Atli was a venture partner at 500 Startups after co-founding and selling two adtech companies: Manifest Commerce to Rakuten, and Boostable to Metric Collective. But before he got into startups, he co-founded a gaming magazine called Aftercala in Turkey at age 12, editing writers twice his age because “on the internet, nobody knows you’re a dog,” he tells me. Atli teamed up with Google senior mobile developer Jason Liang and a senior developer from startups like MUSE and Mox named Jordan Howlett to create Bunch.

Over a year ago, we built our first prototype. The moment we tried it ourselves, we saw it was nothing like what we’ve experienced on our phones before,” Atli tells me. The team raised a $500,000 pre-seed round and launched its app in March. “Popular mobile games are becoming live, and live games are coming to mobile devices,” says David Lau-Kee, general partner at London Venture Partners. “With this massive shift happening, players need better experiences to connect with friends and play together.”

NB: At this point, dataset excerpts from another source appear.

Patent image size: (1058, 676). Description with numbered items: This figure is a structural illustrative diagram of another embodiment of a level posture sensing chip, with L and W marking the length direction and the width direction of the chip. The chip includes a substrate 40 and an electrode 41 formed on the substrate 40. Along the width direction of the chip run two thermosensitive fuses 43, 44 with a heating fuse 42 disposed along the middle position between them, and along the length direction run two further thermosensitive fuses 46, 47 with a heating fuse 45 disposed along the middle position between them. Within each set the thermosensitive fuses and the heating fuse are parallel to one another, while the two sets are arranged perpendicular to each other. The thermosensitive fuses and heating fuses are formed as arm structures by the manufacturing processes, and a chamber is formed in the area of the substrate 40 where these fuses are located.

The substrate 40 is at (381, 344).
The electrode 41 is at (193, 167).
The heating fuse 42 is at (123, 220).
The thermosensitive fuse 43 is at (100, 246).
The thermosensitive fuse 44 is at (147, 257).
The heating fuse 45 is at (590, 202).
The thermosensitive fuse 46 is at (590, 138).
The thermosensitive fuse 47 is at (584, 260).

When you log on to Bunch’s iOS app you’ll see which friends are online and what they’re playing, plus a selection of games you can fire up. Bunch overlays group voice or video chat on the screen so you can strategize or satirize with up to eight pals. And if developers build in Bunch’s SDK, they can do more advanced things with video chat, like pinning friends’ faces to their in-game characters. It’s a bit like OpenFeint or iOS Game Center mixed with Houseparty.

For now, Bunch isn’t monetizing, as it hopes to reach massive scale first, but Atli thinks they could sell expression tools like emotes, voice and video filters, and more. Growing large will require beating Discord at its own game. The social giant now has over 130 million users across PCs, consoles and mobile. But it’s also a bit too hardcore for some of today’s casual mobile gamers, requiring you to configure your own servers. “I find that execution speed will be most critical for our success or failure,” Atli says. Bunch’s sole focus on making mobile game chat as easy as possible could win it a mainstream audience seduced by Fortnite, HQ Trivia and other phenomena.

Research increasingly shows that online experiences can be isolating, and gaming is a big culprit. Hours spent playing alone can leave you feeling more exhausted than fulfilled. But through video chat, gaming can transcend the digital and become a new way to make memories with friends — no matter where they are.